In 2025, Inaara married Wolfgang Porsche, son of Ferry Porsche, and the grandson of automotive pioneer Ferdinand Porsche. He is a shareholder and chairman of the Supervisory Board of Porsche Automobil Holding SE as well as of Porsche AG. The Porsche family is the 7th richest family of Germany (2022) with an estimated net worth of 66.5 billion euros.

==Charitable activities==
Since 1999, Inaara has been supporting micro-loans and third world development projects through the German foundation Hilfe zur Selbsthilfe.
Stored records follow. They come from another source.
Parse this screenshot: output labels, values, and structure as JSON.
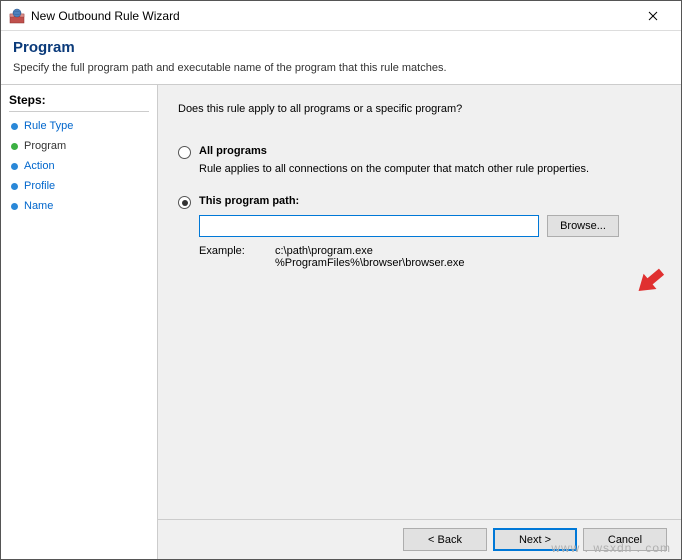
{
  "titlebar": {
    "title": "New Outbound Rule Wizard"
  },
  "header": {
    "title": "Program",
    "description": "Specify the full program path and executable name of the program that this rule matches."
  },
  "sidebar": {
    "steps_label": "Steps:",
    "items": [
      {
        "label": "Rule Type"
      },
      {
        "label": "Program"
      },
      {
        "label": "Action"
      },
      {
        "label": "Profile"
      },
      {
        "label": "Name"
      }
    ]
  },
  "main": {
    "question": "Does this rule apply to all programs or a specific program?",
    "opt_all": {
      "label": "All programs",
      "desc": "Rule applies to all connections on the computer that match other rule properties."
    },
    "opt_path": {
      "label": "This program path:",
      "value": "",
      "browse": "Browse...",
      "example_label": "Example:",
      "example_text": "c:\\path\\program.exe\n%ProgramFiles%\\browser\\browser.exe"
    }
  },
  "footer": {
    "back": "< Back",
    "next": "Next >",
    "cancel": "Cancel"
  },
  "watermark": "www . wsxdn . com"
}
The foundation funds micro-loans to families and single parents to promote self-reliance and to end the cycle of poverty in developing countries, which include Cambodia, Kazakhstan, Mongolia, Montenegro, Pakistan, Romania, Thailand and Vietnam.

Inaara has committed time to charitable causes; in particular those involving women's rights, educational projects and the improvement of opportunities and living conditions for people of all faiths and origins in developing countries. In January 2002, Inaara became the honorary president of Focus Humanitarian Assistance, the crisis response agency that is an affiliate of the Aga Khan Development Network (AKDN) and which provides relief and support services during and following natural and man-made disasters, primarily in Asia and Africa. In this capacity, Inaara supported several projects for the repatriation of Afghan refugees to their homeland and for rebuilding civil society in Afghanistan.

In addition, she continued to contribute to numerous UNESCO projects, particularly in the area of welfare for women and children, for example, UNESCO's "Passport for Equality" project. Amongst others, she accepted the patronage of the Innocence in Danger Gala event for 2003 in Berlin to help victims of child sexual abuse.

Together with her mother and stepfather, Ernst-Theodor Henne, Inaara founded in 2003 the German aid organization "SOS Projects for People and Animals" to help mentally ill, handicapped and traumatized children with the support of animals, particularly dogs, to bring fun and joy into the children's lives, and to overcome their pain and suffering.

Since 2004, Inaara supports the German AIDS Foundation.

Inaara founded an umbrella organization, The "Princess Inaara Foundation", in 2004. The purpose of the foundation is to provide philanthropic assistance to the causes and charitable organizations whose work represents the humanitarian goals that Inaara has long supported.

In 2009, Inaara became an ambassador for FIFA Football for Hope to promote a high-quality, sustainable social and humanitarian development programme, centred on football, which focuses on the fields of health promotion, peacebuilding, children's rights and education, anti-discrimination, social integration and the environment.

==Awards and recognition==
In September 2006, Inaara was awarded the "Reminders Day" award for her commitment, dedication. and relentless effort in the fight against HIV and AIDS. The award was presented to her at Berlin's red-brick City Hall by Mayor Klaus Wowereit during the "Reminders Day" ceremony.

In January 2007, she was named the "No.1" person of German Society by the German magazine "Gala", which wrote "Whereas other women, following separation from their influential husbands, often disappear from society without a trace, Her Highness has catapulted from last year's 19th position to first position. She has maintained her commitment to charitable work and stylish appearance and not said a single unkind word about her husband, the Aga Khan."